I fell easily to sleep on the memory. My mind was glad to return to the midnight-dark interior of my car, the haste of unbuckling, the luxurious ease of his body submitting to my attention. He groaned, then laughed, then spoke, but his voice had changed; and so I looked up at him, his face pale amid the shadows, his short hair dirty blond, eyes a faceted blue. Even through the haze of dreaming I felt the shock of seeing his face, so unlike Zach’s, but it did nothing to deter me. When he reached for me he smelled of copper and soil, touching me with rough hands that did not spoil the pleasure that shivered through my belly, oblivious to the shame.

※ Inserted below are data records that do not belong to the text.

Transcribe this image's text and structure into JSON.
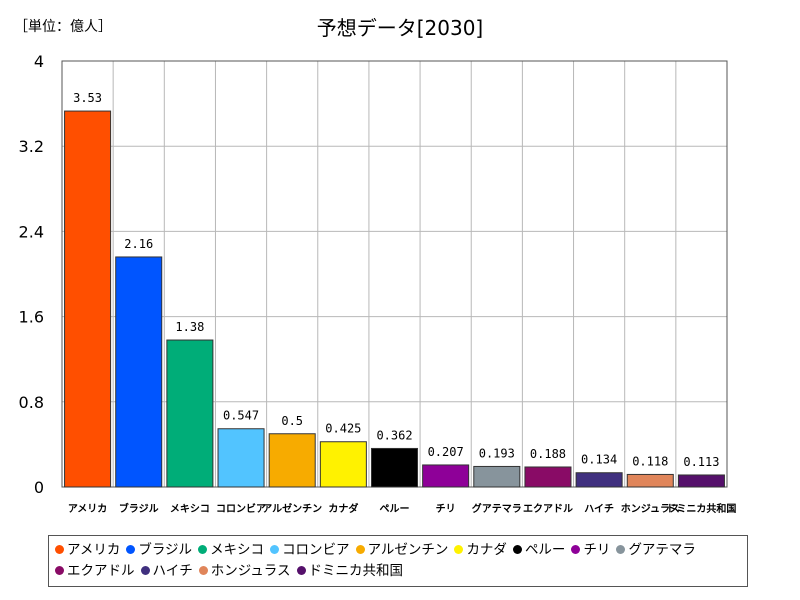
{
  "unit_label": "［単位：億人］",
  "chart_data": {
    "type": "bar",
    "title": "予想データ[2030]",
    "ylim": [
      0,
      4
    ],
    "yticks": [
      "0",
      "0.8",
      "1.6",
      "2.4",
      "3.2",
      "4"
    ],
    "grid": true,
    "legend_position": "bottom",
    "categories": [
      "アメリカ",
      "ブラジル",
      "メキシコ",
      "コロンビア",
      "アルゼンチン",
      "カナダ",
      "ペルー",
      "チリ",
      "グアテマラ",
      "エクアドル",
      "ハイチ",
      "ホンジュラス",
      "ドミニカ共和国"
    ],
    "values": [
      3.53,
      2.16,
      1.38,
      0.547,
      0.5,
      0.425,
      0.362,
      0.207,
      0.193,
      0.188,
      0.134,
      0.118,
      0.113
    ],
    "value_labels": [
      "3.53",
      "2.16",
      "1.38",
      "0.547",
      "0.5",
      "0.425",
      "0.362",
      "0.207",
      "0.193",
      "0.188",
      "0.134",
      "0.118",
      "0.113"
    ],
    "colors": [
      "#ff4f00",
      "#0055ff",
      "#00ad78",
      "#52c4ff",
      "#f7ab00",
      "#fff200",
      "#000000",
      "#8e0098",
      "#87949c",
      "#890b66",
      "#40307f",
      "#e0855a",
      "#55106b"
    ]
  }
}
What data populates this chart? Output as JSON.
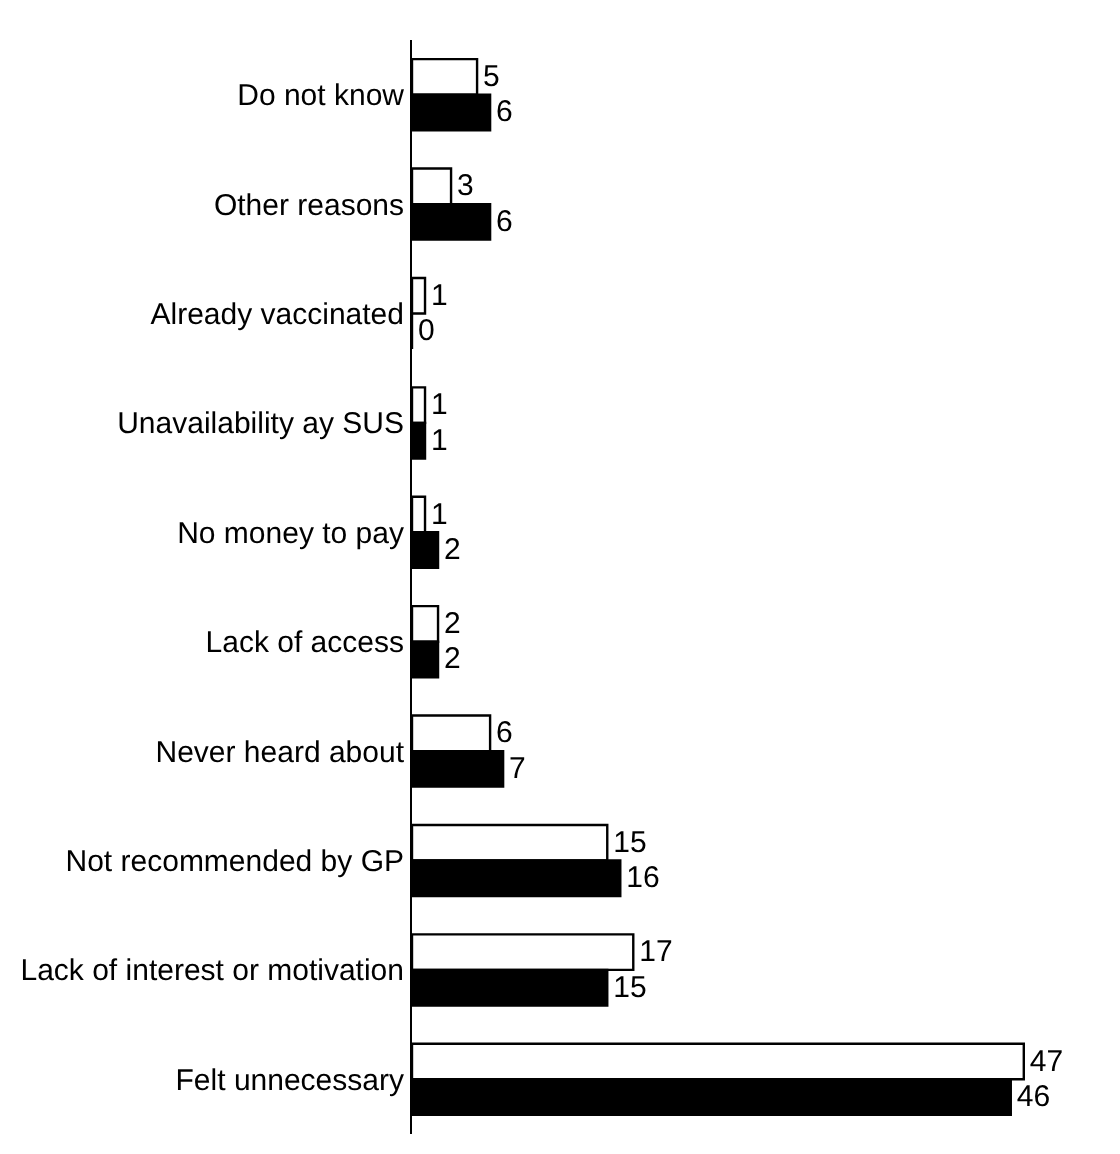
{
  "chart_data": {
    "type": "bar",
    "orientation": "horizontal",
    "data_labels": true,
    "categories": [
      "Do not know",
      "Other reasons",
      "Already vaccinated",
      "Unavailability ay SUS",
      "No money to pay",
      "Lack of access",
      "Never heard about",
      "Not recommended by GP",
      "Lack of interest or motivation",
      "Felt unnecessary"
    ],
    "series": [
      {
        "color": "#ffffff",
        "values": [
          5,
          3,
          1,
          1,
          1,
          2,
          6,
          15,
          17,
          47
        ]
      },
      {
        "color": "#000000",
        "values": [
          6,
          6,
          0,
          1,
          2,
          2,
          7,
          16,
          15,
          46
        ]
      }
    ]
  }
}
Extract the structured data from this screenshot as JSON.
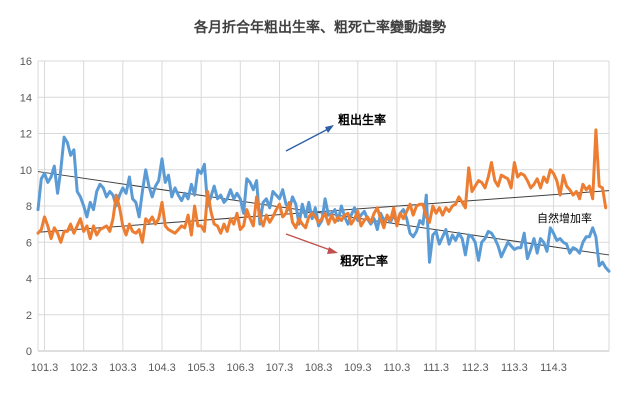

Zach stood in Judy’s kitchen, up to his elbows in sudsy water, felting balls of wool. The pastel spheres bobbed in the water: pink, blue and a minty green, all sized for a toddler’s hands. Assembly-line Waldorf crafts: his primary-school teacher would have groaned. But the bazaar was approaching. The toys had to be finished, to sell.
Zach squeezed water from the green ball, agitated it between his hands, soaked it again. Across from him Judy plunked a yellow ball onto a tray lined with a towel: her fifth.